Vietnam to Tighten Its Ties

The Khmer Times, 13 June 2016

The new leaders of Vietnam have taken a proactive approach strengthening bilateral ties with Cambodia and Laos.
It marks a new momentum in Vietnam’s diplomacy towards its smaller neighbors, traditional friends of Vietnam.
Last month, newly appointed Minister of Public Security To Lam visited Cambodia to strengthen security cooperation, particularly in fighting organized and transnational crimes, smuggling, and drug trafficking.
The security agencies of both countries also signed a supplementary document for the 2016 cooperation plan.
Early this month, newly appointed Defense Minister General Ngo Xuan Lich made his first overseas trip to Cambodia to cement defense ties between the two countries.
Defense ministers of both countries exchanged views on the regional security outlook and committed to concretizing the annual action plan of bilateral defense cooperation for 2016, which was signed in December last year.
This year alone, 1,500 Cambodian military personnel will be trained in Vietnam. Vietnam will also support building military infrastructure, particularly military camps across the Kingdom.
More importantly, the newly appointed President of Vietnam, Tran Dai Quang, is scheduled to make his first overseas trip to Laos and Cambodia this month to deepen the bilateral comprehensive partnership with Vietnam’s immediate neighbors.
The visits clearly signal Vietnam’s interest in claiming its regional role, particularly in Indochina.

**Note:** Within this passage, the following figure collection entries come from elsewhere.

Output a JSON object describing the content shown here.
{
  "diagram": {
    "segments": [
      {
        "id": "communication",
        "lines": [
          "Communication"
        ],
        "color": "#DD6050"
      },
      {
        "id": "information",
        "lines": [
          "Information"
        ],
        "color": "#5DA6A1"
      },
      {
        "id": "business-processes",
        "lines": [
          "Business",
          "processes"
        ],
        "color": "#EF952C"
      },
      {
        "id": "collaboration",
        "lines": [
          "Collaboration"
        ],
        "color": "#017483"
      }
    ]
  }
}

Vietnam and Cambodia are consolidating their bilateral relations with the slogan “Good neighbors, traditional friendship, comprehensive cooperation, long-term stability.”
Cambodia, which used to be under the influence of Vietnam from the late 1970s to the late 1980s, had started gradually shifting away from Vietnam towards China.
Although Cambodia is trying to balance its external relations with both China and Vietnam, the reality on the ground shows that China has secured stronger economic and political influence in the Kingdom.
The competition for power between Vietnam and China has intensified, especially since 2012 when Cambodia, the then rotating chair of Asean, failed to issue a joint statement due to the different views of the Asean member states on the South China Sea disputes, leaving Vietnam disappointed.
Since the end of the Cold War and the Paris Peace Agreement in 1991, Vietnam’s influence on Cambodia has gradually receded. The new Cambodian government established after the UN-supervised election started expanding diplomatic relations and international partnerships with the wider international community.
In the aftermath of the armed conflict in July 1997 between the royalist Funcinpec party and the Cambodian People’s Party (CPP), Cambodia was under strong diplomatic and economic pressure from the West and Japan to quickly return to political reconciliation and the democratic path.
China started to pour millions of dollars in aid to court the CPP-led government. Since 1997, Sino-Cambodian relations have rapidly developed. Both countries reached a landmark comprehensive strategic partnership in 2010.
Since then, China has had strong leverage in Cambodia. China has become the top trading partner and foreign investor, and the largest aid donor to Cambodia.
Knowing that it is impossible to compete with China for influence in Cambodia on the economic front, Vietnam gives more emphasis to security and defense cooperation with Cambodia.
Vietnam has an advantage in building close defense and security ties with Cambodia due to historical connections, strategic trust, and social capital. Vietnam’s security apparatus has maintained good and strong relations with its counterpart in Cambodia.
Strategic trust, close communication, mutual support and personal relationships are the foundation of the bilateral security cooperation and partnership.
China is catching up with Vietnam in building closer ties with Cambodia’s defense sector. China is now Cambodia’s largest donor of military aid, from providing military equipment to building military facilities and capacity building.
Vietnam is likely going to implement a multi-layered bilateral engagement across all sectors including different political actors. Exploring a constructive working relationship with the main opposition Cambodia National Rescue Party (CNRP) would help Vietnam maintain stable bilateral ties with Cambodia in the long run.
Future domestic political changes in Cambodia will pose challenges for Vietnam. If the opposition party wins the 2018 general election, the bilateral ties will be threatened, but not for long, as the CNRP should be able to build trust and a mechanism to stabilize the bilateral relations with Vietnam based on mutual interest and respect.
The completion of the land border demarcation, regulating and integrating Vietnamese migrants in Cambodia, maritime security cooperation, and maritime boundary demarcation are some of the main issues that need to be collectively addressed in order to pave the way for the future advancement of the bilateral relationship.
Vietnam will not stand quietly seeing the strong Chinese influence in its immediate neighbors. Through deepening the bilateral comprehensive relationship, particularly in defense and security cooperation, Vietnam believes it is able to maintain its presence and leverage to check the rising influence of China in the Kingdom.